Egypt’s new mega-museum set to open in 2020

 egypt museum

CAIRO (AP) — On the Giza Plateau outside Cairo, thousands of Egyptians are laboring in the shadow of the pyramids to erect a monument worthy of the pharaohs.

The Grand Egyptian Museum has been under construction for well over a decade and is intended to showcase Egypt’s ancient treasures while drawing tourists to help fund its future development. But the project has been subject to repeated delays, with a “soft opening” planned for next year scrapped in favor of a more triumphant inauguration in 2020. Costs have meanwhile soared from an initial $650 million to well over $1 billion, with most of the financing coming from Japan.

It’s the latest mega-project to be championed by President Abdel-Fattah el-Sissi, who is wagering that massive investments in infrastructure will revive an economy weakened by decades of stagnation and battered by the unrest that followed the 2011 uprising.

The museum is a series of towering concrete halls that will eventually hold some 50,000 artifacts, including the famed mask of Tutankhamen — popularly known as King Tut — and other treasures currently housed in the century-old Egyptian Museum in Cairo’s congested Tahrir Square. The hope is that tourists will stay awhile, and provide the foreign currency Egypt needs to buttress its economy.

“It’s a place where you can linger to enjoy ancient Egypt,” project director Tarek Tawfik said on a recent tour of the site, which will also include a conference center, a cinema, 28 shops, 10 restaurants and a boutique hotel. Giant windows open onto the 5,000-year-old pyramids, and the museum will feature an intact wooden ship and a towering statue of Ramses II.
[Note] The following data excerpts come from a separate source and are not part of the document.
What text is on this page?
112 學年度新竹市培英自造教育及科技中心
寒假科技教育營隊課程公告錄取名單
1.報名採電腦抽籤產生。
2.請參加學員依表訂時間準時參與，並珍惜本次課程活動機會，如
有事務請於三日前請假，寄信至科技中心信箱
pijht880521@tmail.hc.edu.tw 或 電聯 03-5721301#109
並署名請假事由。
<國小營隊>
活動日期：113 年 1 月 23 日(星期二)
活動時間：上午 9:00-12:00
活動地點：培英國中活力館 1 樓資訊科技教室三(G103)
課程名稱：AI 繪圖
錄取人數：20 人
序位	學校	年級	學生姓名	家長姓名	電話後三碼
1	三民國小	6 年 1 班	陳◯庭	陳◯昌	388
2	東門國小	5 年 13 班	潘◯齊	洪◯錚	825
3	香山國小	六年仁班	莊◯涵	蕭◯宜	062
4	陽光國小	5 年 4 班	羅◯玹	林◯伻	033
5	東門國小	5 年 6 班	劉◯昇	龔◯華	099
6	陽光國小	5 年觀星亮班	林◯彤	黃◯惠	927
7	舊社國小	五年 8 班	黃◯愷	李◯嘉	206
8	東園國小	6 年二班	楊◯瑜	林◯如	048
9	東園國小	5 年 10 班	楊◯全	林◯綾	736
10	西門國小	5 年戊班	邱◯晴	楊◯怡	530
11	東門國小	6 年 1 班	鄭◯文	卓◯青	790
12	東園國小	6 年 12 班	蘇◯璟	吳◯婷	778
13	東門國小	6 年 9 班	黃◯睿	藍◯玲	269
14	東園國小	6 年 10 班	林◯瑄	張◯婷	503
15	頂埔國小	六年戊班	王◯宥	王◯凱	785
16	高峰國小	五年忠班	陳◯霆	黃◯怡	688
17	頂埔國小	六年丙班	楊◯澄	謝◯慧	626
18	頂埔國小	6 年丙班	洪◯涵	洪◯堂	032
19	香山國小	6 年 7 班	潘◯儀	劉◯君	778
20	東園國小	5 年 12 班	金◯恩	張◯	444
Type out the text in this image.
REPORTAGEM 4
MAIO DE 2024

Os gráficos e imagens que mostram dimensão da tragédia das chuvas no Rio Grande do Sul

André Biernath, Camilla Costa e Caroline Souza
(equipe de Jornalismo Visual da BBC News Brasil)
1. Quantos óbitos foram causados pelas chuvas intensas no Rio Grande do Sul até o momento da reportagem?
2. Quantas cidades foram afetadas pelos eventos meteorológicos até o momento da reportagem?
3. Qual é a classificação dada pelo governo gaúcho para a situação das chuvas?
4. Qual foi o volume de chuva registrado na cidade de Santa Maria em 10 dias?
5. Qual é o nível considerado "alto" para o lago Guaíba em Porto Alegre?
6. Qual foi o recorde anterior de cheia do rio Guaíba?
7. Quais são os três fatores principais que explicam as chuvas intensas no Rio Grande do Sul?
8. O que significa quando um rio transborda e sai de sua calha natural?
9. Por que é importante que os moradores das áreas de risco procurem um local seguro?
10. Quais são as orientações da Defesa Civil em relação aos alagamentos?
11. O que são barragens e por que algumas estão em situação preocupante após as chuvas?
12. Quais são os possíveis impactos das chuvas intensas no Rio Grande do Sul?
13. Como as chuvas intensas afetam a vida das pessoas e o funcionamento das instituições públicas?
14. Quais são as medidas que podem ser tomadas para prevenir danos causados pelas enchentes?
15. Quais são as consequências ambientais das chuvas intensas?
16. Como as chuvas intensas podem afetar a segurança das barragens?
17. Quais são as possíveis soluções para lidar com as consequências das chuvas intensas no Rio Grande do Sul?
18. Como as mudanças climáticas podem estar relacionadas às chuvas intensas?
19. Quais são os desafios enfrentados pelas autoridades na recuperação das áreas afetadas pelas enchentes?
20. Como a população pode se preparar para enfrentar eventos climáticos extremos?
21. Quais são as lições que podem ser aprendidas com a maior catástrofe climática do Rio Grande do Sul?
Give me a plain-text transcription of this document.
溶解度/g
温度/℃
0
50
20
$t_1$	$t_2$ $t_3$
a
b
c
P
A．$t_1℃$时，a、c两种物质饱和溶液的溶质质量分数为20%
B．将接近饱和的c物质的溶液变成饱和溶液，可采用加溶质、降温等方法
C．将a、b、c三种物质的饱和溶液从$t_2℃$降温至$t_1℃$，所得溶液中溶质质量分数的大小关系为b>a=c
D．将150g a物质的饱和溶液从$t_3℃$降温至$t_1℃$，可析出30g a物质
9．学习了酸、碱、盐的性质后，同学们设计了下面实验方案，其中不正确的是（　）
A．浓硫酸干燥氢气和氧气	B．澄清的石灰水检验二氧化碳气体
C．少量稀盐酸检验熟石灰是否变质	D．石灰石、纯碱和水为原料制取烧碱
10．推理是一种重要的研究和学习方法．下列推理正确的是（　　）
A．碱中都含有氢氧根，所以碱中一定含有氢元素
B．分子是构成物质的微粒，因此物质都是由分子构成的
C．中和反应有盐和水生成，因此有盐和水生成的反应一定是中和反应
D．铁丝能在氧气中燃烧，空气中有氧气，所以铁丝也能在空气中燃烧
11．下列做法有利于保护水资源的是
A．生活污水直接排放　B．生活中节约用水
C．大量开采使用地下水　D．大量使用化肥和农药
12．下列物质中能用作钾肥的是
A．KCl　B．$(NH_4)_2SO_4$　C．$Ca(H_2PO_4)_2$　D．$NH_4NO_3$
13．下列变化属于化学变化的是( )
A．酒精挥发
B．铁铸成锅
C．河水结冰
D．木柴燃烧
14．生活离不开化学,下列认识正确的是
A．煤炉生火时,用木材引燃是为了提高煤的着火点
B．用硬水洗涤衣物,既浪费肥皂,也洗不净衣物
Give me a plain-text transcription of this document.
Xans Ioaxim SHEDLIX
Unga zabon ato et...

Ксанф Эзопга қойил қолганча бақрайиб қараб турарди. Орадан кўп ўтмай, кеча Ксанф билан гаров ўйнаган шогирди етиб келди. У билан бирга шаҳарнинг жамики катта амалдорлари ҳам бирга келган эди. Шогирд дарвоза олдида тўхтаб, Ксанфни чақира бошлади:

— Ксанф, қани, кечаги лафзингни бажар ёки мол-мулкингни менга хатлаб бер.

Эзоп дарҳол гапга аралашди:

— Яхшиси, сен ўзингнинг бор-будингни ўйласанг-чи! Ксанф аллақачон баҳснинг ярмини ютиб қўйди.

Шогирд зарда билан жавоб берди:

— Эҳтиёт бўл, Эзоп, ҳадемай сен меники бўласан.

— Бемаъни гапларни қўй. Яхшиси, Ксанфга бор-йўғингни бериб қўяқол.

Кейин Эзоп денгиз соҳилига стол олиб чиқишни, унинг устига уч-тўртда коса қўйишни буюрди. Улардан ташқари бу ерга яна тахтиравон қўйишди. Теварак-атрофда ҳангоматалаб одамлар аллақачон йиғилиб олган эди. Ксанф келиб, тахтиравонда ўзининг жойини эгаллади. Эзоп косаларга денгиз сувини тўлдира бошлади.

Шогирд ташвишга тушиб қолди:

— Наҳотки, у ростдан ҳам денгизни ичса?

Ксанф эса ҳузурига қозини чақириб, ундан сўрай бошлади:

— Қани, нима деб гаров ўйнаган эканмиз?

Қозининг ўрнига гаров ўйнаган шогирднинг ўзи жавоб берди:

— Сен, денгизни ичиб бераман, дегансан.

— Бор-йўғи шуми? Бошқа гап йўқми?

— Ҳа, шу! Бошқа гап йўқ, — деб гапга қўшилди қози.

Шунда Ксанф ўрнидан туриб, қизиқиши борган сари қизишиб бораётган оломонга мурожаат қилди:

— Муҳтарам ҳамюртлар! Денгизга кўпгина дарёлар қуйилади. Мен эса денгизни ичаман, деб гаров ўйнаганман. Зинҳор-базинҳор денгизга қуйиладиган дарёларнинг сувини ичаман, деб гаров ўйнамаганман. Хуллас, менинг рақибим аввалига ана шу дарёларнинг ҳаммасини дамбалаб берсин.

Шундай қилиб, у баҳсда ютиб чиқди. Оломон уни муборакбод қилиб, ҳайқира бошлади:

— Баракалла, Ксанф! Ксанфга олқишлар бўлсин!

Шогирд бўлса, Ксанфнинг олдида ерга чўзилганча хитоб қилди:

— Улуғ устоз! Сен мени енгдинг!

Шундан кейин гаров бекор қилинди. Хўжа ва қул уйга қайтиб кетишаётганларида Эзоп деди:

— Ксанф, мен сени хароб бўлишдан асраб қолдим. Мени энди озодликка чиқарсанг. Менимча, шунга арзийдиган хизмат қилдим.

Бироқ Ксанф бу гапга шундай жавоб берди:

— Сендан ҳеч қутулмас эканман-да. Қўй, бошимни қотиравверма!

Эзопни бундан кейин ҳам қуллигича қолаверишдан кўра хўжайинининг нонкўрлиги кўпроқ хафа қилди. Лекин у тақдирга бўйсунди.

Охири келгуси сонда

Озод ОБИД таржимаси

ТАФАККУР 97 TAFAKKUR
Tawfik describes it as “a fantastic experience of ancient Egypt in a very modern building that provides all kind of modern, comfortable functions.”

That would mark a major change from the current setup, in which tourists visiting the pyramids and the Sphinx are routinely hassled by touts and camel-drivers.

Tourists are gradually returning to Egypt, but the industry has yet to recover from the 2011 uprising, which toppled longtime autocrat Hosni Mubarak and ushered in a period of instability, culminating in the military overthrow of the country’s first freely elected president, an Islamist whose brief rule sparked mass protests.